There can be no doubt, however, that the production of skis ensured for the brand its most prominent international recognition, and it is in this area that the company over and over again raises the bar of quality standards. Many of their products have had a revolutionary influence on global trends in various methods of skiing today, and will  continue to do so in the future. Specifically their skis have propelled numerous sports people to stardom. And the manufacture of skis requires very special tools, apparatus, machines and production technology. Just between 1970 and 1980, Elan technologists and engineers designed and built more than 300 new devices and machines which up to that time no other operation in the world had brought into production.

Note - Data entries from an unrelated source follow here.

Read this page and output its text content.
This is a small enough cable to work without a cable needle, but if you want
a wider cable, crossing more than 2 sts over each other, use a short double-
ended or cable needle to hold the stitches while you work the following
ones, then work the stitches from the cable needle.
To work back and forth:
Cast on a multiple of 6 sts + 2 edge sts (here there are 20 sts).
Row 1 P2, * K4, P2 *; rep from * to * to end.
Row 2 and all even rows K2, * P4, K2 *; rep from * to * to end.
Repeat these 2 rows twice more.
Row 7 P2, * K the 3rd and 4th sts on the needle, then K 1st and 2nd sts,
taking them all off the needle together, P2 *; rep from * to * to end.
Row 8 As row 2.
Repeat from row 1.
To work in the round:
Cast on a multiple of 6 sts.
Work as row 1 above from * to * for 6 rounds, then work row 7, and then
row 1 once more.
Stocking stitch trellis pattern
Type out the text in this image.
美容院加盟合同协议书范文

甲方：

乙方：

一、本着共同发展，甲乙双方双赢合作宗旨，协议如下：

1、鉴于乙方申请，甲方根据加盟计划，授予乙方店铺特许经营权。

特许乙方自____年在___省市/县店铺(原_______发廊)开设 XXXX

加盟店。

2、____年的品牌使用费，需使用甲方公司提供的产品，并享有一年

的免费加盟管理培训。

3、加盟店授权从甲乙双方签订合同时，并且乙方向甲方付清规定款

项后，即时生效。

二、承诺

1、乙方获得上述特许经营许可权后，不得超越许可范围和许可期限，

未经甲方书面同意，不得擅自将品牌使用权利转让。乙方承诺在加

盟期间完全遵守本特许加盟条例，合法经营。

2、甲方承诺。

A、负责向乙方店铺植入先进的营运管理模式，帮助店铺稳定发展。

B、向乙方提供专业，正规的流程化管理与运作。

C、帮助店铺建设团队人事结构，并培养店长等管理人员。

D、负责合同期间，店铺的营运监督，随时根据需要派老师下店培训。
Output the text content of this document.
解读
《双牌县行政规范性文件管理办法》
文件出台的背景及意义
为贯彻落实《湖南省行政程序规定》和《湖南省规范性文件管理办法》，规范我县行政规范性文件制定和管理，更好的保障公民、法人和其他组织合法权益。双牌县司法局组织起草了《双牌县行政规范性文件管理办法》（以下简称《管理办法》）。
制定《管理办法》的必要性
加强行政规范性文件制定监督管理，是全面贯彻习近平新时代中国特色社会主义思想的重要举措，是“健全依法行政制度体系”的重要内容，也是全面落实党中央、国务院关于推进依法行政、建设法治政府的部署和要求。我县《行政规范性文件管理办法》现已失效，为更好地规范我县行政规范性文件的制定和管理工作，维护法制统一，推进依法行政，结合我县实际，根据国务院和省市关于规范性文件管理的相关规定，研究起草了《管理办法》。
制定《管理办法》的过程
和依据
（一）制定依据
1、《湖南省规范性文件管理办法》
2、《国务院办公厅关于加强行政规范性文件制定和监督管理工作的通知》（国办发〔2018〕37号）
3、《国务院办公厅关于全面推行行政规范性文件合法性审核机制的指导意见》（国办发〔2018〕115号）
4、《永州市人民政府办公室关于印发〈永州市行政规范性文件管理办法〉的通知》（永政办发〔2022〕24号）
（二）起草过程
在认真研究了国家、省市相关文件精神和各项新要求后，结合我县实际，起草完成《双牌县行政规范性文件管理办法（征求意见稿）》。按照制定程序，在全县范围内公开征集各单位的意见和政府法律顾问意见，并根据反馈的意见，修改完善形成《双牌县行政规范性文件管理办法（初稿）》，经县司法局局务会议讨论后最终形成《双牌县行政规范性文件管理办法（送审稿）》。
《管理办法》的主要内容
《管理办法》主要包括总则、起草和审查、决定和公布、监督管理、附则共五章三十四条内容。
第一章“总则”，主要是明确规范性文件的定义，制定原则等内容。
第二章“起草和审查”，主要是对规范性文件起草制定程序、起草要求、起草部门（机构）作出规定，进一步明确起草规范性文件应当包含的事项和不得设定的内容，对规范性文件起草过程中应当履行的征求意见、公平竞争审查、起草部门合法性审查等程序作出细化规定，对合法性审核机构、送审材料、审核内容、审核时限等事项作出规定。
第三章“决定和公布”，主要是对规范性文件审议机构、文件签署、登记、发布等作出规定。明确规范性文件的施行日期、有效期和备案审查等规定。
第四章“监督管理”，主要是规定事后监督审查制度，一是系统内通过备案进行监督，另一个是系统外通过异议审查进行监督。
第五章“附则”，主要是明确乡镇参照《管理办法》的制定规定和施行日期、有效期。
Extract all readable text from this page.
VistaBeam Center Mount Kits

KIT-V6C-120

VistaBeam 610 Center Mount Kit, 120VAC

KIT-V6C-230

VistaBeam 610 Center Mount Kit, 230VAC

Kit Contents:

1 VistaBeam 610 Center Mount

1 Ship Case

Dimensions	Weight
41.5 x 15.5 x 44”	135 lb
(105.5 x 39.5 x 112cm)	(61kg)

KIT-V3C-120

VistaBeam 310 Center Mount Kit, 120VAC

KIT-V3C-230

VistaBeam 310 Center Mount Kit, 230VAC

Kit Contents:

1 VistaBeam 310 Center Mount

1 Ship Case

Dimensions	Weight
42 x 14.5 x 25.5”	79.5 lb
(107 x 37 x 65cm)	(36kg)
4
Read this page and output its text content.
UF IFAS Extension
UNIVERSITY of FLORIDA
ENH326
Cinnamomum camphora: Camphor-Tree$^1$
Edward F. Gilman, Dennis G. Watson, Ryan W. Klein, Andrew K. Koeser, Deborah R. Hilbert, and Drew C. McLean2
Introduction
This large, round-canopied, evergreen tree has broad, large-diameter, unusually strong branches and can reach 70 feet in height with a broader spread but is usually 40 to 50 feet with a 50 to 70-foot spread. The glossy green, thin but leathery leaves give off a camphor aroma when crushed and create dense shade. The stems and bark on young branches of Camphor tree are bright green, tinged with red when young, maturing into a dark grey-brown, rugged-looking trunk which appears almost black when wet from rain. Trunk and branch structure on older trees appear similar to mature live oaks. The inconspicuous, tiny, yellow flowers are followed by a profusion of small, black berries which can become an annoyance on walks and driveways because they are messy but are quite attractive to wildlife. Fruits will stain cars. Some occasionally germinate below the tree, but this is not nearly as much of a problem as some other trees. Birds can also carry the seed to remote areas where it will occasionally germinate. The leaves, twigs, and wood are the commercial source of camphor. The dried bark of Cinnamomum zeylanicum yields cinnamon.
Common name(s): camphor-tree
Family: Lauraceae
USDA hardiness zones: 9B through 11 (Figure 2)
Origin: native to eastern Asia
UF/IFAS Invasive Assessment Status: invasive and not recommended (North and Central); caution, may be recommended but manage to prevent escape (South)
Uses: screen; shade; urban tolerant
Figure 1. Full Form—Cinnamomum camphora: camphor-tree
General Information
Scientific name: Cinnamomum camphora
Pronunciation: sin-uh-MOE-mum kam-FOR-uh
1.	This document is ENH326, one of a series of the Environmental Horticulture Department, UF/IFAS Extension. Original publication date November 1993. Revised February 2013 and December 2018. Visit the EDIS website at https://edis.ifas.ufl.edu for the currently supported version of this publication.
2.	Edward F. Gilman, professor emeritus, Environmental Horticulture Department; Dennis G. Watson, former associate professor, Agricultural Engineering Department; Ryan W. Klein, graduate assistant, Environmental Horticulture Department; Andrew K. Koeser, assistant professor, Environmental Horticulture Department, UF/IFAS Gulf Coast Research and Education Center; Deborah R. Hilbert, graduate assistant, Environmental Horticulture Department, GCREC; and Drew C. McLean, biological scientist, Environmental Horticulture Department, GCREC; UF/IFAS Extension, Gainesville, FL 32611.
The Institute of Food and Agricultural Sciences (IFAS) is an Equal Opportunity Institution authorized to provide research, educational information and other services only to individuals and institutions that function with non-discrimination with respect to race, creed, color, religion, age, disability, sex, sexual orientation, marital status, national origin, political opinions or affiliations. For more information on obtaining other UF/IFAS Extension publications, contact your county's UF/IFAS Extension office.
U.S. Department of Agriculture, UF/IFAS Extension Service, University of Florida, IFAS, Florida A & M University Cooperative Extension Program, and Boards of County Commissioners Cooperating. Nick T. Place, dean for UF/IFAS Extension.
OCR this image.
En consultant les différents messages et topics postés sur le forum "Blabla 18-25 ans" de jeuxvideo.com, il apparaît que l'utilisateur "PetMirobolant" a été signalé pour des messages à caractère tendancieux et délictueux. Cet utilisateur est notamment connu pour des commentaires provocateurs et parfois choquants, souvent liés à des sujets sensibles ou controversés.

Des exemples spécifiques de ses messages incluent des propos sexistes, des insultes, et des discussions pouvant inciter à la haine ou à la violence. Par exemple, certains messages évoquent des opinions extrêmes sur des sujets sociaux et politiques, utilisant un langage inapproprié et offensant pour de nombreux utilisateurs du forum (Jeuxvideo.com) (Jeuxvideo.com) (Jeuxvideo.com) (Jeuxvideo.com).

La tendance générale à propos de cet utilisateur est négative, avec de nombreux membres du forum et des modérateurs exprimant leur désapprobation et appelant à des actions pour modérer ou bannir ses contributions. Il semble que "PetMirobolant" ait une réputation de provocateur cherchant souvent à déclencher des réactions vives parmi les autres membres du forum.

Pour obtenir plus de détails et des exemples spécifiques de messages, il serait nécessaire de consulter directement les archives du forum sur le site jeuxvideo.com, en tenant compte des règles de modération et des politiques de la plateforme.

Their skis helped Ingemar Stenmark achieve 86 victories in the World Cup, made it possible for Peter Prevc to be the first to ski-fly 250 m, and Davo Karničar and Marco Siffredi used their skis and snowboards to make the first ski descent from Mount Everest.

Special approach of TMS

Compared to other Slovenian museums, TMS has a unique approach to protecting the technical heritage of sports. We do this in two ways. The first is of course the usual way, where we collect items for various kinds of sport and recreation, then restore, keep and exhibit them to the public in Bistra. The other derives from the fundamental mission of TMS as a national museum, which is to encourage individual manufacturers of sports equipment in Slovenia to start setting up their own factory museum collections and perhaps even museums. In the case of Elan, this process is already under way.